The patients who died were receiving Rituxan as a treatment for lupus. Rituxan is not approved for treating lupus but doctors sometimes prescribe it for that use, the U.S. Food and Drug Administration said in a notice posted on its Web site. The patients contracted viral brain infection known as progressive multifocal leukoencephalopathy (PML).
"Rituxan is used in both approved and off-label settings, and therefore it is very important for prescribers as well as patients to be aware of these new reports of the risk of PML," said Dr. Steven Galson, director of FDA's Center for Drug Evaluation and Research. "Patients who are being treated or have been treated with Rituxan who experience any major changes in vision, balance, or coordination, or who experience confusion, should promptly call their doctor."

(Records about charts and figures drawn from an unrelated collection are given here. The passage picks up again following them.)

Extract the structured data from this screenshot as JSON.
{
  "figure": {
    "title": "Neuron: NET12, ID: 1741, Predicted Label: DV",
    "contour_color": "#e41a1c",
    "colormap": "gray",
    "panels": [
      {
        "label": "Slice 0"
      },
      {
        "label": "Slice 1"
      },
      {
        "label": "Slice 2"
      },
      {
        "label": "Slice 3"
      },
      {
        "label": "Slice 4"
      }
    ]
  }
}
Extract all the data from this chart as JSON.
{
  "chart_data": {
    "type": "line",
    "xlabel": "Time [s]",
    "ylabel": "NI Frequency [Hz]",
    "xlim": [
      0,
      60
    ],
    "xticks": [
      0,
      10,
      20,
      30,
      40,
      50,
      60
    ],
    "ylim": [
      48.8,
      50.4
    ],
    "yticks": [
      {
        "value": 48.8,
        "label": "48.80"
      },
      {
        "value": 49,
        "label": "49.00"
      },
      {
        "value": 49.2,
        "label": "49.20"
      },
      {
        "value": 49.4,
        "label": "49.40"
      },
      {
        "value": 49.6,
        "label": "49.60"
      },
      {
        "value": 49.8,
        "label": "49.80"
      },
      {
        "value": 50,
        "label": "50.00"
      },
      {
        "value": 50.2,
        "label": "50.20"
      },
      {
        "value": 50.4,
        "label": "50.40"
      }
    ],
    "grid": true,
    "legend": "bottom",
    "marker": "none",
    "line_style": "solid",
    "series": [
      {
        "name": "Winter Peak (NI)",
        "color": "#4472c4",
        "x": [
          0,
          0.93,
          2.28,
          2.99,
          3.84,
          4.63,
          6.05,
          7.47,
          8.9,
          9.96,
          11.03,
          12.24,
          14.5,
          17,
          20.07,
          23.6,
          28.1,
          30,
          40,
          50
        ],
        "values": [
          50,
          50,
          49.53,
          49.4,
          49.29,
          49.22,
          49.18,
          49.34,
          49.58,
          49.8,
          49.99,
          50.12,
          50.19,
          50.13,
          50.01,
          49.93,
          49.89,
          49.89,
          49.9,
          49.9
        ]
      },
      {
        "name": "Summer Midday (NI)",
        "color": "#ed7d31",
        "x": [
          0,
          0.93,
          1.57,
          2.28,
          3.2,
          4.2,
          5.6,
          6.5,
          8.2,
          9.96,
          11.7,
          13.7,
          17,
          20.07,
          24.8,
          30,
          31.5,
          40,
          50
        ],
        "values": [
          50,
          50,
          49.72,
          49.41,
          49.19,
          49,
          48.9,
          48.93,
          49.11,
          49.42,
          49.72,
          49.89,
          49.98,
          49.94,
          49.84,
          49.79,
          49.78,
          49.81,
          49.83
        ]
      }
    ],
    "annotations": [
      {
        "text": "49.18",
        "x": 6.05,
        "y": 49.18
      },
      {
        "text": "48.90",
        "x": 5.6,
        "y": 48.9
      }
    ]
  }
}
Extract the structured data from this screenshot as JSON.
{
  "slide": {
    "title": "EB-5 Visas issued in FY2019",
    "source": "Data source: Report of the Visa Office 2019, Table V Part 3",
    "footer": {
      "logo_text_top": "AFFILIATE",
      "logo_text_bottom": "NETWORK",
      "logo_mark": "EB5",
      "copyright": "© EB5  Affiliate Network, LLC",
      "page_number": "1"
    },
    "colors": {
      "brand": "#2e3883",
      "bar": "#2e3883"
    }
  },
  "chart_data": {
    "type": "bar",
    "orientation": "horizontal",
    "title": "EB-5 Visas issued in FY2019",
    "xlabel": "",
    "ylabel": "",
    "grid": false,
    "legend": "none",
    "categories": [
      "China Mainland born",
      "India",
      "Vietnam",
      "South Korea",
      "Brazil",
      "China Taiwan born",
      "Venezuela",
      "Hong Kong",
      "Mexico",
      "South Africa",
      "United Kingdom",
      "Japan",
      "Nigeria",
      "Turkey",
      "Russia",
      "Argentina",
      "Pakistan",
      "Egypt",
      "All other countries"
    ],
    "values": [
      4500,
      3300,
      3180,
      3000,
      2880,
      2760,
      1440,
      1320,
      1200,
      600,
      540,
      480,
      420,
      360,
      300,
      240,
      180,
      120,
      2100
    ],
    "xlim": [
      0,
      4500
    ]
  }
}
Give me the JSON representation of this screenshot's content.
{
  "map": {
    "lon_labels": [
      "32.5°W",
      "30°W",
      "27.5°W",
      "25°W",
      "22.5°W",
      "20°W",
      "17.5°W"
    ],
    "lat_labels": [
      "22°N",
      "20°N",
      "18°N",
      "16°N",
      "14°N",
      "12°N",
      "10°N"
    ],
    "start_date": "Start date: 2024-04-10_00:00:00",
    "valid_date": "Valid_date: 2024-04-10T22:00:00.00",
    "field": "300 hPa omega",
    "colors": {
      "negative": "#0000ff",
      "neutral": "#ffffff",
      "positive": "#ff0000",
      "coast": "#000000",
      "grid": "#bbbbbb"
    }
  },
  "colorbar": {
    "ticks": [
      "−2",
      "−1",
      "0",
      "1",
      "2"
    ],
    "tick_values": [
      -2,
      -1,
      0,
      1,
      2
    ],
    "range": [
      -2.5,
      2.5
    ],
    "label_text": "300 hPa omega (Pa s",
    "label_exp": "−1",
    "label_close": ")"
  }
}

Rituxan, which has been marketed since 1997, acts on the body's immune system by decreasing certain types of white blood cells. This makes the drug effective in treating lymphoma and rheumatoid arthritis, but it also increases the body's susceptibility to infection. The Rituxan label was updated in February 2006 to include postmarketing reports of cases of serious viral illnesses, including PML, in patients with lymphoma who received Rituxan. There have been 23 confirmed cases of PML in patients with lymphoid malignancies either during or after completion of treatment with Rituxan. The majority of these patients also had received other drugs known to affect the immune system.